Barbara Gayle, Staff Reporter

The dispute between Kingston businessman Lascelles Chin and his former wife Audrey, a chartered accountant at Sigma Investments Ltd. over the ownership of the shares in Lasco Foods Ltd., is far from over.

Mr. Chin, chairman of the Lasco Group of Companies, has filed an appeal in the Court of Appeal against a Supreme Court ruling last month that Mrs. Chin was entitled to a half of the 250,000 shares in the multi-million distribution company.

In 1993, Mrs. Chin, a chartered accountant at Sigma Investments Ltd., had brought a suit under the Married Women's Property Act, contending that she was entitled to a half of the shares in the company.

Mr. Chin claimed that she was entitled to only one share in the company which began operating in 1986.

Justice Seymour Panton heard the suit and ruled that Mrs. Chin was entitled to only one share.

Mrs. Chin took the matter to the Court of Appeal which ruled that she was entitled to a half of the shares.

Mr. Chin appealed to the United Kingdom Privy Council, Jamaica's final appellate court, which sent back the case to the Supreme Court for the parties to be cross-examined. When Justice Panton heard the suit in the Supreme Court he had asked the parties to give oral evidence but they declined and relied on the documentary evidence.

The parties gave evidence under cross-examination in the Supreme Court last year. Justice Neville Clarke who heard the evidence reserved judgment in May last year until December 6 when he ruled in Mrs. Chin's favour.
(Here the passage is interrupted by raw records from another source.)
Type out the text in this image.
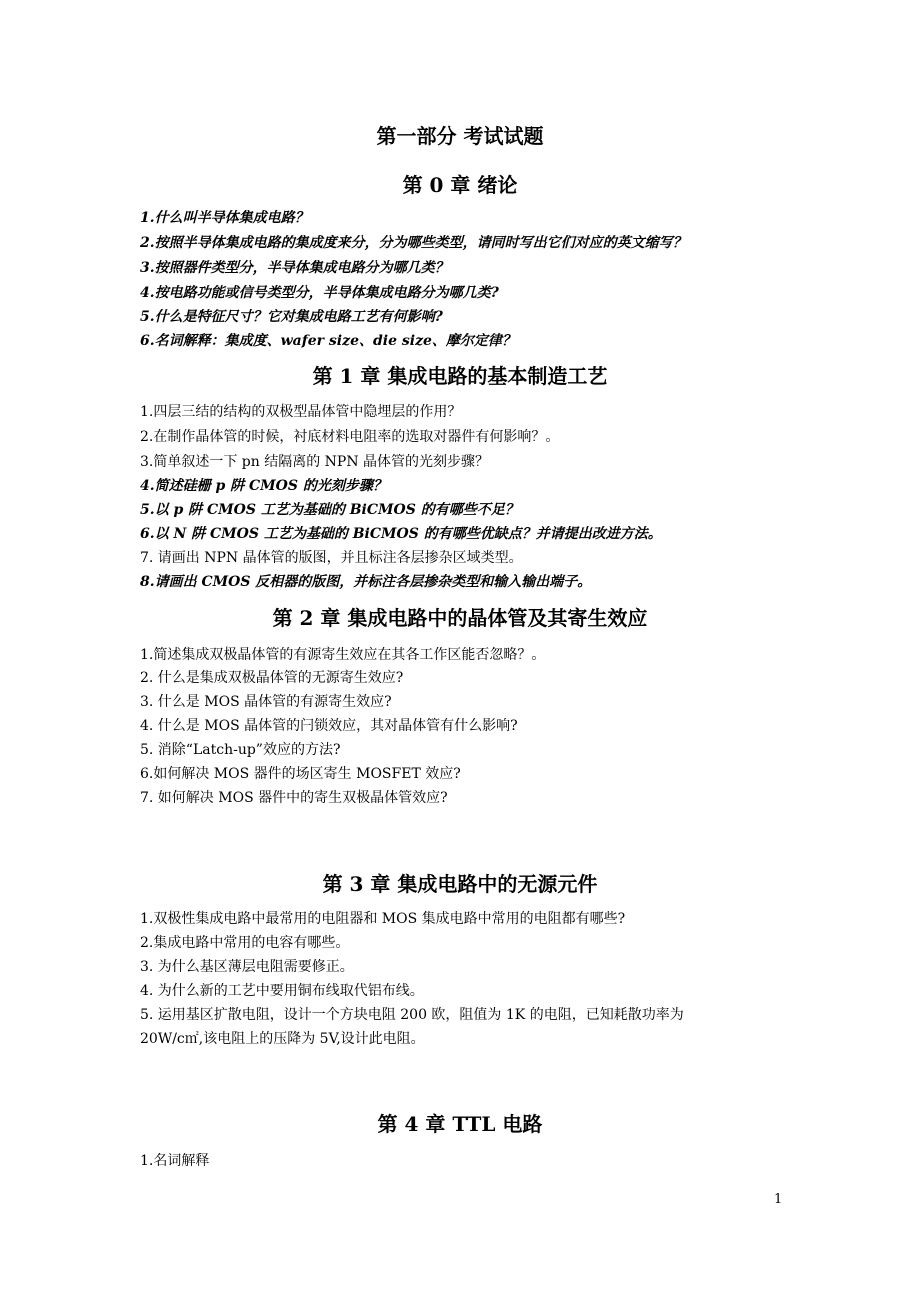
第一部分 考试试题
第 0 章 绪论
1.什么叫半导体集成电路？
2.按照半导体集成电路的集成度来分，分为哪些类型，请同时写出它们对应的英文缩写？
3.按照器件类型分，半导体集成电路分为哪几类？
4.按电路功能或信号类型分，半导体集成电路分为哪几类?
5.什么是特征尺寸？它对集成电路工艺有何影响?
6.名词解释：集成度、wafer size、die size、摩尔定律？
第 1 章 集成电路的基本制造工艺
1.四层三结的结构的双极型晶体管中隐埋层的作用？
2.在制作晶体管的时候，衬底材料电阻率的选取对器件有何影响？。
3.简单叙述一下 pn 结隔离的 NPN 晶体管的光刻步骤？
4.简述硅栅 p 阱 CMOS 的光刻步骤？
5.以 p 阱 CMOS 工艺为基础的 BiCMOS 的有哪些不足？
6.以 N 阱 CMOS 工艺为基础的 BiCMOS 的有哪些优缺点？并请提出改进方法。
7. 请画出 NPN 晶体管的版图，并且标注各层掺杂区域类型。
8.请画出 CMOS 反相器的版图，并标注各层掺杂类型和输入输出端子。
第 2 章 集成电路中的晶体管及其寄生效应
1.简述集成双极晶体管的有源寄生效应在其各工作区能否忽略？。
2. 什么是集成双极晶体管的无源寄生效应?
3. 什么是 MOS 晶体管的有源寄生效应?
4. 什么是 MOS 晶体管的闩锁效应，其对晶体管有什么影响?
5. 消除“Latch-up”效应的方法?
6.如何解决 MOS 器件的场区寄生 MOSFET 效应?
7. 如何解决 MOS 器件中的寄生双极晶体管效应?
第 3 章 集成电路中的无源元件
1.双极性集成电路中最常用的电阻器和 MOS 集成电路中常用的电阻都有哪些?
2.集成电路中常用的电容有哪些。
3. 为什么基区薄层电阻需要修正。
4. 为什么新的工艺中要用铜布线取代铝布线。
5. 运用基区扩散电阻，设计一个方块电阻 200 欧，阻值为 1K 的电阻，已知耗散功率为
20W/c㎡,该电阻上的压降为 5V,设计此电阻。
第 4 章 TTL 电路
1.名词解释
1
Mr. Chin has filed 15 grounds of appeal in which he is contending that the judge erred in his ruling because he based his decision on what he considered discrepancies in Mr. Chin's oral evidence and ignored the contemporaneous documentary evidence and affidavit evidence which supported his case. Mr. Chin claims further that the judge erred in his assessment of Mrs. Chin's evidence on critical and important issues in that he placed no reliance on the fact that she was at all material times a chartered accountant who completed a master programme in accounting and was familiar with how company accounts were structured. The judge's conclusion that Mrs. Chin received much less than her work was worth, was not supported by the evidence, Mr. Chin contends.